益城町学校給食センターへの支援事業は、熊本ライオンズクラブの計画として始まった。同クラブは地震が発生した16年にクラブ結成60周年を迎え、その記念事業を熊本地震で最も被害が大きかった益城町の支援に絞り、西村博則町長と折衝を始めた。その中で、町が給食センターの再建資金集めに苦戦していることを知った。が、事業規模が大きく、単一クラブでの実施は困難と判断し、337-E地区キャビネットに相談。同地区アラート委員会で検討の上、地区としての支援が決定し、LCIFヘ交付金を申請した。

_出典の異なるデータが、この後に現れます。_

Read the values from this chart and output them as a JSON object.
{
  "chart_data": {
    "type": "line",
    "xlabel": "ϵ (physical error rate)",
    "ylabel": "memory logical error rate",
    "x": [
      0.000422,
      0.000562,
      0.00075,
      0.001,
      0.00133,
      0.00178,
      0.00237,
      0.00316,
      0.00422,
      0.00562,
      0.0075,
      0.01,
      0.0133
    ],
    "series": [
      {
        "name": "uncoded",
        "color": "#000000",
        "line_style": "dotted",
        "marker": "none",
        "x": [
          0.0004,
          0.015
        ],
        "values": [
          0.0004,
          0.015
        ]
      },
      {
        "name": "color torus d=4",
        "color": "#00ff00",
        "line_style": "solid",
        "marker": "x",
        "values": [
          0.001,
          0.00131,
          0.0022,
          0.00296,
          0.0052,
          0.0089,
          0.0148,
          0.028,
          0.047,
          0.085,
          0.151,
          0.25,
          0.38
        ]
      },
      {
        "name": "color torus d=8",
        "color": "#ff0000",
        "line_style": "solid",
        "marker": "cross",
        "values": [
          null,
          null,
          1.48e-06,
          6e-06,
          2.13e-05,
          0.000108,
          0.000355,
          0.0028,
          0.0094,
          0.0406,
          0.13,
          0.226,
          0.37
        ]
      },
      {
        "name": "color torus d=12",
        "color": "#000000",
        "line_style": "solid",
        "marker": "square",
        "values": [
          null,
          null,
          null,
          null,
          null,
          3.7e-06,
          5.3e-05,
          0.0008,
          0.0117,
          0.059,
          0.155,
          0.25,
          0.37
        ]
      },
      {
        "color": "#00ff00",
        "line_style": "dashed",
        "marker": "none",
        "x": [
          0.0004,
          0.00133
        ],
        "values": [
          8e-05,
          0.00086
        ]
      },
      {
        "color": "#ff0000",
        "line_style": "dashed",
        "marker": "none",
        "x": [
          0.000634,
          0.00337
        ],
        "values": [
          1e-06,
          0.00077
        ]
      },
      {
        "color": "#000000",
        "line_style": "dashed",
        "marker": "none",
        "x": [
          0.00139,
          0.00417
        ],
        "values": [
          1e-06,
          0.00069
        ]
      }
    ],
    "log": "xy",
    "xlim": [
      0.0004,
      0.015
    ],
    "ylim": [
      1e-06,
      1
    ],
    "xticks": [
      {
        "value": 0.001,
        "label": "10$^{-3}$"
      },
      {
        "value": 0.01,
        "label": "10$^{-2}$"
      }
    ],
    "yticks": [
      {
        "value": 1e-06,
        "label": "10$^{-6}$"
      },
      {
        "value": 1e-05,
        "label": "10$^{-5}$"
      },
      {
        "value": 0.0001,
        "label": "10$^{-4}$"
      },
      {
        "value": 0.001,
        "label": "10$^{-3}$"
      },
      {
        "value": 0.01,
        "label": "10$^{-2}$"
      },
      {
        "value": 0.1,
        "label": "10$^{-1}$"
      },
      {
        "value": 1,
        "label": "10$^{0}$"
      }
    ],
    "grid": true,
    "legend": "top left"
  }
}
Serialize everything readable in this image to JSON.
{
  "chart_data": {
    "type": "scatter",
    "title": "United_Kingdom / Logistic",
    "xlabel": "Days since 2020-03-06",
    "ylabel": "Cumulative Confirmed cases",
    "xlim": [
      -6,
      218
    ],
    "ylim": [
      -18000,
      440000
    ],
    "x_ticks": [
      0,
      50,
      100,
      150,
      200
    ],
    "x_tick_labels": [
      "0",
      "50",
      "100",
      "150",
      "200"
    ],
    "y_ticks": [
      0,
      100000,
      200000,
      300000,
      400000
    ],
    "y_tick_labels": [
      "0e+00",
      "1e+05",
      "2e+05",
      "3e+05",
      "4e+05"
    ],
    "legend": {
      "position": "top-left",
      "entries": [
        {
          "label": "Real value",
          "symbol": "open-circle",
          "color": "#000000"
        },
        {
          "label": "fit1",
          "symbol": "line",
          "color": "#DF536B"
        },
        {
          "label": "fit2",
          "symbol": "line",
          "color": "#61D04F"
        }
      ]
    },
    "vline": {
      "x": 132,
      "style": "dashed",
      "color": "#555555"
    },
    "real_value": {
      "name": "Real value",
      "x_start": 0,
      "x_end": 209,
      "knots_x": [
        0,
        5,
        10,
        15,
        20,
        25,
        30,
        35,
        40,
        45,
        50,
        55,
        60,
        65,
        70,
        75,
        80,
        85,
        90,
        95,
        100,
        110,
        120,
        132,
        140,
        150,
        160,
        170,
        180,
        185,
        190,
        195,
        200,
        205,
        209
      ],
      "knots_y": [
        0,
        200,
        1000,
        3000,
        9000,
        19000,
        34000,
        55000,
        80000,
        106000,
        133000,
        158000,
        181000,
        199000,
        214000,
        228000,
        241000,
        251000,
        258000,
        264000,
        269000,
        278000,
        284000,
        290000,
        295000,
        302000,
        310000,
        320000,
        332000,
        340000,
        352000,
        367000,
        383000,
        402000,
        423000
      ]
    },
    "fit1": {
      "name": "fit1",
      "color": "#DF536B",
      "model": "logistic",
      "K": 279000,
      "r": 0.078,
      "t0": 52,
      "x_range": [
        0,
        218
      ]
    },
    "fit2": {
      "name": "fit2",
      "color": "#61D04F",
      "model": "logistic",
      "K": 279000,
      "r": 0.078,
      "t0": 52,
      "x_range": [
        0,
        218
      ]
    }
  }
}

事業の責任者だった村中尊裕亀元337複合地区ガバナー協議会議長は当時を振り返りながら、
「この事業は、子どもたちに温かい給食を、と熊本ライオンズクラブから提案があり、地区の事業として取り組むことになりました。かなり大掛かりな事業計画でしたが、LCIFからは私どもの申請通りの約3億7000万円という大きな金額を交付して頂けました。全世界のライオンズクラブに感謝致します。これを機に私どもも、LCIFヘより一層の貢献が出来るよう力を尽くしていきたいと思います」
と話している。

こうして再建された益城町学校給食センターでは19年3月1日から一部学校で給食を開始。そして新学期の4月10日から本格稼働し、益城町内の小学校5校、中学校2校の児童・生徒約3400人分の給食提供を始めた(「熊本地震災害に対するLCIF交付金事業が完了」)。再建されたセンターはオール電化で1日最大3500食の調理が出来、炊き出しのための非常用調理室や備蓄倉庫、自家発電装置などを備えている。総事業費は約20億5000万円。このうちライオンズクラブでは、配送トラックや調理場の備品、町立小中学校の全児童・生徒が使用する食器などの調達費用を支援した。